To dramatically oversimplify, the local, popular political will for American military intervention anywhere else is based on one of three things. Bravado - America is the best, and it's up to us to make the world a safer place. Justice - Those sons of bitches need to be struck down for the good of everyone else. Greed - We need this stuff, so it's an act of necessity, not violence. At the policy level, a lot of the people with authority have a dangerous love of making "the hard choices"; there's a certain tough guy-ism that a lot of advisors and politicians aspire to, in which they work very hard to justify monstrous human costs by finding a metric that makes it look rational. There's a certain kind of mind that decides propping up a dictator is the morally correct thing to do, and calls it "realism"; they're a lot less vocal and a lot less obnoxious than they were during, say, the Cold War, but the same sort of thinking applies.
I'm a pragmatist at heart, so I agree that on this scale the ends often justify the means, but there's a fair bit of willful ignorance about what the ends actually are; instead what apparently matters is justifying the means already decided on.
But that is just my tangent about one of the things that is Wrong With America, and shouldn't be taken too seriously. It's never really that simple. The point is, there's no actual political impetus to solve problems in the region - the political will is there for a dramatic overthrow of a villainous tyrant, but most of the voting population isn't motivated by problem-solving. They're motivated by things that make them feel the world is Right. So if we wanted to, I don't know, install a puppet dictator we actually controlled and forced to implement gradual democratic reforms that transition a given nation, it isn't going to happen.
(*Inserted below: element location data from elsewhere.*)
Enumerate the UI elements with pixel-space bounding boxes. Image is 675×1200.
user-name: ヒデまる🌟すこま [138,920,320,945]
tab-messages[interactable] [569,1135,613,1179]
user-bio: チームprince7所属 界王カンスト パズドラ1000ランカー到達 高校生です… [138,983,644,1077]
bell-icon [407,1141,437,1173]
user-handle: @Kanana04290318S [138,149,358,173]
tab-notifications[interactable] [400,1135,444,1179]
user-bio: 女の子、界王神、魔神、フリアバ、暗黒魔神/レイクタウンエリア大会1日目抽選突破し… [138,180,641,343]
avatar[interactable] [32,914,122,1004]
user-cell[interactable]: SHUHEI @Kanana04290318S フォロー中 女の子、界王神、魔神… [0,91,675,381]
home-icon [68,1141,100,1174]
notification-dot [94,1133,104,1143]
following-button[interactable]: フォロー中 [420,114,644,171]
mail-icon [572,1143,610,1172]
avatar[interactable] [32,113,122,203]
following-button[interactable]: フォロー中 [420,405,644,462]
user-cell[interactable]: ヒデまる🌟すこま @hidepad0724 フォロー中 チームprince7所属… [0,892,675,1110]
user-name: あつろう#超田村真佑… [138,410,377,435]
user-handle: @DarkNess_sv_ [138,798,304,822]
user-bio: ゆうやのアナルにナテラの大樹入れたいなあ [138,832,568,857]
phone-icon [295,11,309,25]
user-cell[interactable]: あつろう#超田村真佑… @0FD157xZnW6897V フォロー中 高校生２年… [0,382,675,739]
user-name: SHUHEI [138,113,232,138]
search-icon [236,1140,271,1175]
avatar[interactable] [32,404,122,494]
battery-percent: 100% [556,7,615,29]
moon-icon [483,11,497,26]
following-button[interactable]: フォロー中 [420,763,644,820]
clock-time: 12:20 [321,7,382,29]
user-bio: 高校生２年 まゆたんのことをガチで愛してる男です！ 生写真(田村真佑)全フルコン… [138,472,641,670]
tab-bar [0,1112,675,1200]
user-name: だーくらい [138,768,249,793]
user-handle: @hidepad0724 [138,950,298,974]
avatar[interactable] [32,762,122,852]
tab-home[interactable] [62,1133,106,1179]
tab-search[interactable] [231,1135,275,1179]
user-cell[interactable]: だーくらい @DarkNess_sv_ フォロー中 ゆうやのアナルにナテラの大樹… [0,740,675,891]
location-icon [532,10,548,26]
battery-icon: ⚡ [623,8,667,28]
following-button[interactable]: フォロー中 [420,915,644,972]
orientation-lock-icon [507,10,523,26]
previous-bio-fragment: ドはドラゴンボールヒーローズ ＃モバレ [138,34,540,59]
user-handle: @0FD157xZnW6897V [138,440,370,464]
It's expensive, it's boring, it's slow, it requires constant attention, and most importantly it feels Wrong - and quite frankly it probably is wrong from a pragmatic point of view, but I do not have the time, energy, or resources to design a workable Middle East policy from the ground up in my spare time for the purpose of making a forum post. So consider it an arbitrary example.
But there is no solution that satisfies the constraints of the real political arrangements we have to deal with, and so sadly we're waffling along with what is the best we can do. And that's probably the most depressing part of it - our fuckups have caused so many problems, but if we ever stopped fucking up it would get so much worse, because it's already too fucked up to let go. We gotta keep sinking these costs, because the alternative is a cost in human lives and rights that we aren't willing to pay.